Unfortunately too many churches won't make any allowance for children being children, and are then baffled when families don't come along to their services. They should spend half a day at a playgroup.

I'm gutted that after 30 years, for this reason, i don't go to church any more.

babyboomersrock · 13/12/2015 16:33

They might as well not be there if all they are going to do is play

Or, the adults might as well not be there if all they are going to do is look pious and not practise what their bible tells them maybe?

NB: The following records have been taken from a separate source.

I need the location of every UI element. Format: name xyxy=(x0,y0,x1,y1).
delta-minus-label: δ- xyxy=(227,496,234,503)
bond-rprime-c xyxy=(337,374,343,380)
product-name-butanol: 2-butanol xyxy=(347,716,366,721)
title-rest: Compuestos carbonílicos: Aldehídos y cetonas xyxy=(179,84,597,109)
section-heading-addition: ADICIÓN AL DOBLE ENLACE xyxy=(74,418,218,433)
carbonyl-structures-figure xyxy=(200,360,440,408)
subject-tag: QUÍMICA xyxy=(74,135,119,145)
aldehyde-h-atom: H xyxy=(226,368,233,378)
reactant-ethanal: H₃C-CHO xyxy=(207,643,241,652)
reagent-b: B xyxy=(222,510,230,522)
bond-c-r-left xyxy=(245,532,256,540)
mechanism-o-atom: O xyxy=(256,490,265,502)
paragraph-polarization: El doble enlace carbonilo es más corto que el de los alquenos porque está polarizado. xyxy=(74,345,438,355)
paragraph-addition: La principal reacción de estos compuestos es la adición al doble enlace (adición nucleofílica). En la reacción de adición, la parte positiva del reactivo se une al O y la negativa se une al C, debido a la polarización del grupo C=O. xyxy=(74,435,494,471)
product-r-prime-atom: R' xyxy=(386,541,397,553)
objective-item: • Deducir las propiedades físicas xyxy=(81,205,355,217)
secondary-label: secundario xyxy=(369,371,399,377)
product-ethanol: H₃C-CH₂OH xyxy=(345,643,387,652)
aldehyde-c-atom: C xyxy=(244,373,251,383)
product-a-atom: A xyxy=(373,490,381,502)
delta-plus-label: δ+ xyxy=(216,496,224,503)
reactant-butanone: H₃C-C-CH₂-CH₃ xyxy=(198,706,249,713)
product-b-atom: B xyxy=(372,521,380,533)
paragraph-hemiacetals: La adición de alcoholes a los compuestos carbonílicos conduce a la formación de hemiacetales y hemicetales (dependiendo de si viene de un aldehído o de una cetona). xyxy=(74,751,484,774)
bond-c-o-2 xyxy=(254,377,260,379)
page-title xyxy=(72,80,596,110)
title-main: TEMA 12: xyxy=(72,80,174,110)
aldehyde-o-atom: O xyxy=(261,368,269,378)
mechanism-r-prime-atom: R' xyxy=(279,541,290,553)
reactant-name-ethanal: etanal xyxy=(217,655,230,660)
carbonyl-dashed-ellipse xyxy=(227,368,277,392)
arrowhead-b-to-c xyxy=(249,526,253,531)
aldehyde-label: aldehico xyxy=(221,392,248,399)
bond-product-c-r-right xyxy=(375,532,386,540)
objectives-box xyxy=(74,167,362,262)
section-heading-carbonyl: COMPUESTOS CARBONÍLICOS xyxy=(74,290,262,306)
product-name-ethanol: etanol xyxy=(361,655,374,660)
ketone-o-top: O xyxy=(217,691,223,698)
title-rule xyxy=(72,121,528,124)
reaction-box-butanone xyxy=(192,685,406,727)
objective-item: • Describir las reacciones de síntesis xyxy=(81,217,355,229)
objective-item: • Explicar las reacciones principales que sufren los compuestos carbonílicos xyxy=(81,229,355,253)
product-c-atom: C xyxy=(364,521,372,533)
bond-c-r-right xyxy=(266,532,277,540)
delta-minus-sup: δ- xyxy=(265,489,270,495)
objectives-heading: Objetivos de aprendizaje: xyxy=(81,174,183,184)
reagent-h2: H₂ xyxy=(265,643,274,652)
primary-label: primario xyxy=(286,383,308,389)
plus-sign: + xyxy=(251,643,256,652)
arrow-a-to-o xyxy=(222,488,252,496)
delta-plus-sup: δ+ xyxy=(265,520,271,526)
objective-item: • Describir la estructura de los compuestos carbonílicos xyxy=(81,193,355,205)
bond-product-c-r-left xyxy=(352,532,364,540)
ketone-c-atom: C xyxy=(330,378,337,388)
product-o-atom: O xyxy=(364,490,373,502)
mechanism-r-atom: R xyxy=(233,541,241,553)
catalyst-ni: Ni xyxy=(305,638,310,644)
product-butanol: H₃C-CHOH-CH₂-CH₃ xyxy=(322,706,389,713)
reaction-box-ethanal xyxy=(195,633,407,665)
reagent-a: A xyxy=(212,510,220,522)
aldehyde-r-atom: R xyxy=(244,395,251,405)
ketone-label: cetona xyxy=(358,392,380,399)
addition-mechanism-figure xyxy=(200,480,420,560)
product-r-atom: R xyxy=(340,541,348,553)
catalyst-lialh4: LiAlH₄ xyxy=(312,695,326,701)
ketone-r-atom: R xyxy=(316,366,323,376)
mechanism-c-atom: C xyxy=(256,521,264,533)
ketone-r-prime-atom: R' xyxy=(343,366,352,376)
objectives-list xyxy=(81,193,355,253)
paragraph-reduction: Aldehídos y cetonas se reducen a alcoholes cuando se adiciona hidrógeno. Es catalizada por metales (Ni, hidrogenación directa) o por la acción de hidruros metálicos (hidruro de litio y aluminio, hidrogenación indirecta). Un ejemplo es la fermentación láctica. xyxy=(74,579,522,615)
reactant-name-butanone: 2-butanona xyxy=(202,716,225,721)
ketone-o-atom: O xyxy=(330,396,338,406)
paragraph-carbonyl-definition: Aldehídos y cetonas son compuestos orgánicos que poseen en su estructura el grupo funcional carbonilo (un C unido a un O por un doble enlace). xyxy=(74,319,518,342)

I'm no longer a church-goer, but I cherish the memory of a little boy running up and down the pulpit steps, banging the door while the minister was attempting to preach the sermon. It was his son. Made the rest of us parents feel very smug Smile

Viviennemary · 13/12/2015 16:40

WAs it was a children's service there would be a bit more tolerance and even I'd expect that. But there is no excuse for children running round in church. It's hard to tell how much of a disruption they were being unless you were actually there. A children's service isn't a free for all to behave as badly and be as noisy as you wish.

Sadik · 13/12/2015 16:40

Your old ladies should go to a service where we used to live in Spain. There was a small array of chairs in the centre of the church close to the altar for those who needed/wanted to sit down, other than that it was just open space with people wandering in and out, children milling around, and general chatting. The few times I went (friends' christenings/weddings/first communions only as I'm not religious) I didn't actually even figure out whether there was a sermon, it was that noisy!